I create and activate the context and such in a different function

void GLInit() {
  g_unityDisplay = eglGetCurrentDisplay();
  g_unityContext = eglGetCurrentContext();

  Logger::logFormat("Unity context %p", g_unityContext);
  Logger::logFormat("Unity display %p", g_unityDisplay);

  GstGLDisplayEGL *display = gst_gl_display_egl_new_with_egl_display(g_unityDisplay);

  sharedContext = gst_gl_context_new_wrapped(
    GST_GL_DISPLAY_CAST(display),
    (guintptr)g_unityContext,
    GST_GL_PLATFORM_EGL,
    GST_GL_API_GLES2
  );

  gst_gl_context_activate(sharedContext, TRUE);
  GError *error;
  if (!gst_gl_context_fill_info (sharedContext, &error)) {
    Logger::log("Failed to retrieve context info");
    gst_gl_context_activate (sharedContext, FALSE);
    return;
  }

  gst_gl_context_activate (sharedContext, FALSE);

  Logger::log("GL has been init successfully.");
}

I have another thread going at Shared context failing to fill info - #3 by bluewave41 relating to my Unity context sharing struggles.

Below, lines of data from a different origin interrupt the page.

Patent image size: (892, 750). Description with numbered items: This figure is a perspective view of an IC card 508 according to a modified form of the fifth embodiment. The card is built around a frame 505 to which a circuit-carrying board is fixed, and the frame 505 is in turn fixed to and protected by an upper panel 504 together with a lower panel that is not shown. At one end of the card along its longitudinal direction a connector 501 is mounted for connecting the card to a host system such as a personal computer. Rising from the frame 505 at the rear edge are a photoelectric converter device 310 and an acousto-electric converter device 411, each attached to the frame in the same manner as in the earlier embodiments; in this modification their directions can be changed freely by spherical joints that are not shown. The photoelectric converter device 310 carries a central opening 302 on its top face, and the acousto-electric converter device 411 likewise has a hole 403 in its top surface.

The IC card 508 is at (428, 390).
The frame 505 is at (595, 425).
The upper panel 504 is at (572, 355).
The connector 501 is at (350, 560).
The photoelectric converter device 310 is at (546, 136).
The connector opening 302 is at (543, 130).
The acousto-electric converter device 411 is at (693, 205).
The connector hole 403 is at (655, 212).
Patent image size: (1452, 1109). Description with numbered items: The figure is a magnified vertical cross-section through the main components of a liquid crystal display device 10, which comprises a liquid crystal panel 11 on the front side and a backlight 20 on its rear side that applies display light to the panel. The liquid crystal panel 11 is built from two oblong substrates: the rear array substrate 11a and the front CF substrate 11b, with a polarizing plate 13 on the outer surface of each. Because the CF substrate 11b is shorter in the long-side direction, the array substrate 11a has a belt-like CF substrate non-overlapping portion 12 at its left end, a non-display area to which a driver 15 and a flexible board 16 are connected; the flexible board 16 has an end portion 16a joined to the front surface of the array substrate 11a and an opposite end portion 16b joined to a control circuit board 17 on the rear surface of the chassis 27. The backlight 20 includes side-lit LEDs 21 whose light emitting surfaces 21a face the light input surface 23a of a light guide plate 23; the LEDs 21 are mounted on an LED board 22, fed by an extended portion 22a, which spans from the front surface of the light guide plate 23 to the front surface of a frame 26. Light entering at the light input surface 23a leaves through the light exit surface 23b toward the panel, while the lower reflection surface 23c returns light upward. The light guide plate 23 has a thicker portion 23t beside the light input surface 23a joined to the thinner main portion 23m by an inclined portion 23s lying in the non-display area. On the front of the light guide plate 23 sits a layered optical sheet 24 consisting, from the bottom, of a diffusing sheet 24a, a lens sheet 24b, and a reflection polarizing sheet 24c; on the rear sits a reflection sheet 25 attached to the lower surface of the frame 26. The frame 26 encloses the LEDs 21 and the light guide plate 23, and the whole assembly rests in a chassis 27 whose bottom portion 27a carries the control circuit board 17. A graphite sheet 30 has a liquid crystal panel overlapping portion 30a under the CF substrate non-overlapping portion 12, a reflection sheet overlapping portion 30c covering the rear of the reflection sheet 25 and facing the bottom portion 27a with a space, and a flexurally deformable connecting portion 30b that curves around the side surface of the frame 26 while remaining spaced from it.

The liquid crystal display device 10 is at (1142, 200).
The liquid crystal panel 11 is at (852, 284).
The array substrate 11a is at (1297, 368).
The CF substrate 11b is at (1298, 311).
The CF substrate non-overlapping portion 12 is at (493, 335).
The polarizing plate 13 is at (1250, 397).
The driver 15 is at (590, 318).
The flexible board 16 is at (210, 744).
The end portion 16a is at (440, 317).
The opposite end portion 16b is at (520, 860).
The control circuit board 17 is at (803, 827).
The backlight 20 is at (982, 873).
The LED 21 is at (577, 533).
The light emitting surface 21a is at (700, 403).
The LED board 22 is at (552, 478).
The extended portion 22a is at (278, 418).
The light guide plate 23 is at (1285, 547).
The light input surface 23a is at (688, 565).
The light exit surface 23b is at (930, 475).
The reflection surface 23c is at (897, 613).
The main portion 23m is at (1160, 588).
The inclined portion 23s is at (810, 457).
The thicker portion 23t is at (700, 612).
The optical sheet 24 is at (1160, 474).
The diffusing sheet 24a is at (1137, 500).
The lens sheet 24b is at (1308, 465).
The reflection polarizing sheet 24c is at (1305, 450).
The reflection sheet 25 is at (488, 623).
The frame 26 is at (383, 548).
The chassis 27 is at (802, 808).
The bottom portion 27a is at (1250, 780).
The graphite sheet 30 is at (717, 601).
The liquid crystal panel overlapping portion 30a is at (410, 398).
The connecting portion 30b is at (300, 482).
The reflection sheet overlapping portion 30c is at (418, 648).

I can’t find any good examples of this that work correctly.

ndufresne · December 29, 2025, 11:50pm

Can’t tell if there is anything else to be done. Some helpful data would be to test similar code but on pure Android, test if it somehow depends on glimagesink.

bluewave41 · December 30, 2025, 12:47am

Probably a better idea, Let me ask a different question though about caps.

Take this pipeline

udpsrc port=%d buffer-size=4194304 caps="application/x-rtp, media=video, encoding-name=H264, payload=96" ! rtph264depay ! h264parse config-interval=1 ! amcviddec-c2qtiavcdecoderlowlatency ! video/x-raw(memory:GLMemory) ! glcolorconvert ! video/x-raw(memory:GLMemory),format=RGBA,texture-format=2D ! appsink name=unity emit-signals=true

I believe that since https://gstreamer.freedesktop.org/documentation/opengl/glcolorconvert.html?gi-language=c lists texture-target: { (string)2D, (string)rectangle, (string)external-oes } for both the sink and src that it’s capable of converting an OES texture to 2D. When I run my pipeline everythink links together but

    GstBuffer *buffer = gst_sample_get_buffer(instance->sample);
    GstMemory *mem = gst_buffer_peek_memory(buffer, 0);
    if(!gst_is_gl_memory(mem)) {
      Logger::log("Not GL memory.");
      return;
    }
    GLenum target = gst_gl_memory_get_texture_target(glMem);
    Logger::logFormat("srcTex target = 0x%x", target);

Prints that the target is 0x3 which https://gstreamer.freedesktop.org/documentation/gl/gstgl_enums.html?gi-language=c#GstGLTextureTarget shows is still an OES texture.

Based on your knowledge does what I’m thinking make sense or am I missing something relating to forcing the output I want?

ndufresne · December 30, 2025, 1:06am

It’s possible that the serialization got confused. It’s a shot in the dark, but try:

...,texture-target=(string)2D

bluewave41 · December 30, 2025, 1:20am

That did it. So I should just be explicit about everything in the future.

I’ve fixed up my context sharing and everything and I have it working on the headset now. Time for optimizing and such to make it even better. Thanks for all your insights,

ndufresne · December 30, 2025, 1:40am

A bit of context, as caps fields are not pre-declared, the fields type isn’t known by the deserializer, it will under the type based on the content. In this case I was hinted by the fact the first character is a number. Similar issues happens if you are not explicit with H264/5/6 level field.